From: dave.long@linaro.org (David Long)
To: linux-arm-kernel@lists.infradead.org
Subject: [PATCH] arm64: Improve kprobes test for atomic sequence
Date: Thu, 1 Sep 2016 17:27:59 -0400 [thread overview]
Message-ID: <57C89D5F.7070808@linaro.org> (raw)
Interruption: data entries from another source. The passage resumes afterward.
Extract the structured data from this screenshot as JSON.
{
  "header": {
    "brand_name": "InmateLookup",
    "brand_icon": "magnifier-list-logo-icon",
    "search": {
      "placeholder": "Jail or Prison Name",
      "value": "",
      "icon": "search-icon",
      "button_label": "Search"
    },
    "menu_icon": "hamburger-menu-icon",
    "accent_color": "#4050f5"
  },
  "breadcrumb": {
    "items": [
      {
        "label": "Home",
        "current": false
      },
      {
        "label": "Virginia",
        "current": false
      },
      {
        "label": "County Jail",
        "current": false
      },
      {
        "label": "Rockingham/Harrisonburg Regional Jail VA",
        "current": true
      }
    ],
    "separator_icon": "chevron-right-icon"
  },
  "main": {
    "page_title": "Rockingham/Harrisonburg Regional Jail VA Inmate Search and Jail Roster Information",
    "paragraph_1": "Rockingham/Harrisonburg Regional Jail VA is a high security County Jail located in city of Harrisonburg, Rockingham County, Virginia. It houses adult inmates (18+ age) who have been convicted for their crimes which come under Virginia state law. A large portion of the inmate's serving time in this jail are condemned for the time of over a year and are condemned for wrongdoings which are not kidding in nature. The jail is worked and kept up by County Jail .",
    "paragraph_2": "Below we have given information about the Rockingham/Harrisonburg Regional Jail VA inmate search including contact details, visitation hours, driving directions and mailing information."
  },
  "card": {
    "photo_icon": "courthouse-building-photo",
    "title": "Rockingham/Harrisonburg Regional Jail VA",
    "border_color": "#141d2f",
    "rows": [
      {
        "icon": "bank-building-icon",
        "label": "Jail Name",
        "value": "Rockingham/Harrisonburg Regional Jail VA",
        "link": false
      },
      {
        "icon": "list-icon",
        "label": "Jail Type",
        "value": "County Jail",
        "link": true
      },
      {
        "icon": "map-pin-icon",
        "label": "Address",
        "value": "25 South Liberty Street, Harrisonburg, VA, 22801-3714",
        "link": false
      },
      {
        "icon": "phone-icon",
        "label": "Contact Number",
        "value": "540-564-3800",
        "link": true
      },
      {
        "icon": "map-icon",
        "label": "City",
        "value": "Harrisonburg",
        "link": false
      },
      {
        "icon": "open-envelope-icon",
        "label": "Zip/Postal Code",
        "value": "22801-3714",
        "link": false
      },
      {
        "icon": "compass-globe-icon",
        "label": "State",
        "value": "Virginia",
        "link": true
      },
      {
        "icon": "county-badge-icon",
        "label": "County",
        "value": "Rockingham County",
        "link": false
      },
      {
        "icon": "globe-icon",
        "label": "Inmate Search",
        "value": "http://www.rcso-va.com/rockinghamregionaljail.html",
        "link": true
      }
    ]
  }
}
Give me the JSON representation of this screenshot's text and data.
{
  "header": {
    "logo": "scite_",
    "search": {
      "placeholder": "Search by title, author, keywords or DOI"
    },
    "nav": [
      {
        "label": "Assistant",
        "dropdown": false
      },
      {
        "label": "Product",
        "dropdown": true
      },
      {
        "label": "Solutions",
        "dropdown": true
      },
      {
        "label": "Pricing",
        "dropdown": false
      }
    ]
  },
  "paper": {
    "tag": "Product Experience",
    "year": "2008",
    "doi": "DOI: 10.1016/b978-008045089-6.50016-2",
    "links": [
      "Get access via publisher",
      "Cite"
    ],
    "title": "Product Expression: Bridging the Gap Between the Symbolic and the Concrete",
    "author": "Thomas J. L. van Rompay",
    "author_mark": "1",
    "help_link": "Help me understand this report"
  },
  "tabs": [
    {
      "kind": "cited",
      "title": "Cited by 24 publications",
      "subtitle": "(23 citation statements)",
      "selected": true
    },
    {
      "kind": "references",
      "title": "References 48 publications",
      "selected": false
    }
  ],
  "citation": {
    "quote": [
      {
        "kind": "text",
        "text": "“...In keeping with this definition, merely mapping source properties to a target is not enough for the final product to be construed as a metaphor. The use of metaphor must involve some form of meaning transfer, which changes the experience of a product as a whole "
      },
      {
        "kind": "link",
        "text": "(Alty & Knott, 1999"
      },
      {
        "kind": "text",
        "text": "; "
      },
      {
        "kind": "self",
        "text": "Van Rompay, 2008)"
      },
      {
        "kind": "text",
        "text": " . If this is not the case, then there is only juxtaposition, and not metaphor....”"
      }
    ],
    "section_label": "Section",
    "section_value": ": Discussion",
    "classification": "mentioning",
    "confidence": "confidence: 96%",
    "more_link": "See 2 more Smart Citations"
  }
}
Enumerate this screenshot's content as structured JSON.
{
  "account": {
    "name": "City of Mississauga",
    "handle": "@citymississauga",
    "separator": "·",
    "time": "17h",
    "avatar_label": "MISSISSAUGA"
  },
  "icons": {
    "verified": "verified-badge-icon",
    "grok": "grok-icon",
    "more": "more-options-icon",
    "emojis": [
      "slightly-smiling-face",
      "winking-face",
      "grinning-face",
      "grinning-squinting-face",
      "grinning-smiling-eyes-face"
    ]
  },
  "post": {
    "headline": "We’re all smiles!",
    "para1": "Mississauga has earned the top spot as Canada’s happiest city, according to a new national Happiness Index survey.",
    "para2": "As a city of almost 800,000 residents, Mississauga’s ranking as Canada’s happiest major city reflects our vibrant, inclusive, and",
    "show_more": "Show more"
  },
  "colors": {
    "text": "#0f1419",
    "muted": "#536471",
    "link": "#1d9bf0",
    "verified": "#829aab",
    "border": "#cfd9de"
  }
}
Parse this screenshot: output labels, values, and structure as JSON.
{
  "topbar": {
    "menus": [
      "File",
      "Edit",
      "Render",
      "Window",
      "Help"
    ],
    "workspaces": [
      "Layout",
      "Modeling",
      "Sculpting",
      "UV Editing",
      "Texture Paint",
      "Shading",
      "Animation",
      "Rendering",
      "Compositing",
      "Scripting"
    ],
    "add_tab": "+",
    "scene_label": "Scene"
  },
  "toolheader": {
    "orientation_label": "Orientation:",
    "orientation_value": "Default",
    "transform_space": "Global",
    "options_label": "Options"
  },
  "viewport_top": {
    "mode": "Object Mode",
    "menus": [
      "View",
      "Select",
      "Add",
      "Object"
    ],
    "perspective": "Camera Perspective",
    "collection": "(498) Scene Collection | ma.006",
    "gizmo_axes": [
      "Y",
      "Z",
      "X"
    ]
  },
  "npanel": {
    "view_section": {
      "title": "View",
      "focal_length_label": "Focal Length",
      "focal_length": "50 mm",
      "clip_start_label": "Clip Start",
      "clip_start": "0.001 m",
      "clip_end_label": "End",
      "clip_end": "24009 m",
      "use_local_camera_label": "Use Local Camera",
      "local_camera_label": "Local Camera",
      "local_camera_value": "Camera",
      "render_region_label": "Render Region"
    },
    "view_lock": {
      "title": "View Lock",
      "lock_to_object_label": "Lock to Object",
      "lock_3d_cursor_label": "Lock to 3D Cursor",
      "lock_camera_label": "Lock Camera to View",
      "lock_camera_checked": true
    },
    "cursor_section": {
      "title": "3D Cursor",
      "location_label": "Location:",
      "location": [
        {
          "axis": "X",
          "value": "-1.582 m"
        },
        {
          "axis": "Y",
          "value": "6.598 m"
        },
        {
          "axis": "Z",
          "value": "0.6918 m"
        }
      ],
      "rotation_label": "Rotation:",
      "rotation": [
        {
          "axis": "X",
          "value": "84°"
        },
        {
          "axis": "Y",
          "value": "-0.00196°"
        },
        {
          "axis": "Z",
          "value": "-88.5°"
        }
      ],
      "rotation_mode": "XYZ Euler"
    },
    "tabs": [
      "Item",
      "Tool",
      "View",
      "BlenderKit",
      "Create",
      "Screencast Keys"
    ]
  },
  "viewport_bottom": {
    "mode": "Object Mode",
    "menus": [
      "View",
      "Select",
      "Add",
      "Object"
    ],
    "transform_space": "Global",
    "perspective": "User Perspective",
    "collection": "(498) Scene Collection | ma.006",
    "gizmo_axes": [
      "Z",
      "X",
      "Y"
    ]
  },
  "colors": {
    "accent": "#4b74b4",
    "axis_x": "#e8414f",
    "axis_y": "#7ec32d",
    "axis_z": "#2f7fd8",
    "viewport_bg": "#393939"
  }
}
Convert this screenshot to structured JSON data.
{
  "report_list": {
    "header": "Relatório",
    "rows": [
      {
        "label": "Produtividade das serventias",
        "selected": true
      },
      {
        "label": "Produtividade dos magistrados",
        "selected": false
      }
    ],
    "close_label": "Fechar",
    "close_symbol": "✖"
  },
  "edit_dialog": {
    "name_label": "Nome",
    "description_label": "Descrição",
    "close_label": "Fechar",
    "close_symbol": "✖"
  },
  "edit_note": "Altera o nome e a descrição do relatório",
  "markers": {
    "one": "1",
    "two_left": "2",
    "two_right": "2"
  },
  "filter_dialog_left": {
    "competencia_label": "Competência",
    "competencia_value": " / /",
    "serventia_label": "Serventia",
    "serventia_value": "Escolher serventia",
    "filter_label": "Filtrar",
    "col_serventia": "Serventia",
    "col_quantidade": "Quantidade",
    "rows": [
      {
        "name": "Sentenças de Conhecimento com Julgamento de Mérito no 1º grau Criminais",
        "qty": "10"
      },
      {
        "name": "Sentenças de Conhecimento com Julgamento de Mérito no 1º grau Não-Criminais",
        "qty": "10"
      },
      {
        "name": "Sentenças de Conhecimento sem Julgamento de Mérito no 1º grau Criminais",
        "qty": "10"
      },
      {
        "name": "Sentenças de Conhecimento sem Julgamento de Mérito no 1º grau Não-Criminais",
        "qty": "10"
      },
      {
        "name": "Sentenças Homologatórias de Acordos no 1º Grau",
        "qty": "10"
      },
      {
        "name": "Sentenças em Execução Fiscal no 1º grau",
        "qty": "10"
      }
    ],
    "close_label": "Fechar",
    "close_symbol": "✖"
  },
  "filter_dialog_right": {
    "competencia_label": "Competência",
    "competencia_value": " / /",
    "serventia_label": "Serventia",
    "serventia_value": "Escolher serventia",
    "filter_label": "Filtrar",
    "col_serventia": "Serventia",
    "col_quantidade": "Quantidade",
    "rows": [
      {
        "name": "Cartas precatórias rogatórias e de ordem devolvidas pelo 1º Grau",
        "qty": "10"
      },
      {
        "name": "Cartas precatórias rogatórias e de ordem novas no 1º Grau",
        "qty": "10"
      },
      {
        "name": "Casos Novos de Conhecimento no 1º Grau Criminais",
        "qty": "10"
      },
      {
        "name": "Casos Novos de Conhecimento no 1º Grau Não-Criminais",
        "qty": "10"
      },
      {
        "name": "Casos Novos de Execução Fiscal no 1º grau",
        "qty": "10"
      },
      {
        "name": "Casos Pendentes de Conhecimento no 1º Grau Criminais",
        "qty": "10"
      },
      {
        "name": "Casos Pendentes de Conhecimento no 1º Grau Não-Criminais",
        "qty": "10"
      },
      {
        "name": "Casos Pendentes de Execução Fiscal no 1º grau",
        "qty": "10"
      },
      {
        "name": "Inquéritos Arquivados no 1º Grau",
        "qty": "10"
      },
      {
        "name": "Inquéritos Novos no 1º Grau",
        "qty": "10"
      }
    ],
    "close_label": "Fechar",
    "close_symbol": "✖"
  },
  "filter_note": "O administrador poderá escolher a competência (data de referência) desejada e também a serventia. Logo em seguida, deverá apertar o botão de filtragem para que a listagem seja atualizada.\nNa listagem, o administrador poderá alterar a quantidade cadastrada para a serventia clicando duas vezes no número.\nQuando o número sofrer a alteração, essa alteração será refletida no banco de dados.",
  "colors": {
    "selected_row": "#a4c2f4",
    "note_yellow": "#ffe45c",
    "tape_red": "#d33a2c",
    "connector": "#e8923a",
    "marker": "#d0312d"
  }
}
In-Reply-To: <20160901113810.91a6c6aefcdab761c9fb1ff0@kernel.org>
On 08/31/2016 10:38 PM, Masami Hiramatsu wrote:
> Hi Dave,
>
> On Wed, 31 Aug 2016 16:52:22 -0400
> David Long <dave.long@linaro.org> wrote:
>
>> From: "David A. Long" <dave.long@linaro.org>
>>
>> Kprobes searches backwards a finite number of instructions to determine if
>> there is an attempt to probe a load/store exclusive sequence. It stops when
>> it hits the maximum number of instructions or a load or store exclusive.
>
> Hmm, so on aarch64, we can not put a kprobe between load exclusive and
> store exclusive, because kprobe always breaks the atomicity, am I correct?
Yes.
> If so, what happen if any branch in the sequence? e.g.
>
> load-ex
> (do something)
> l1:
> store-ex
> ...
> load-ex
> (do something)
> branch l1;
>
I'm sure atomic code can be constructed in a way which we don't detect,
and probably can't detect, this is just a "best effort".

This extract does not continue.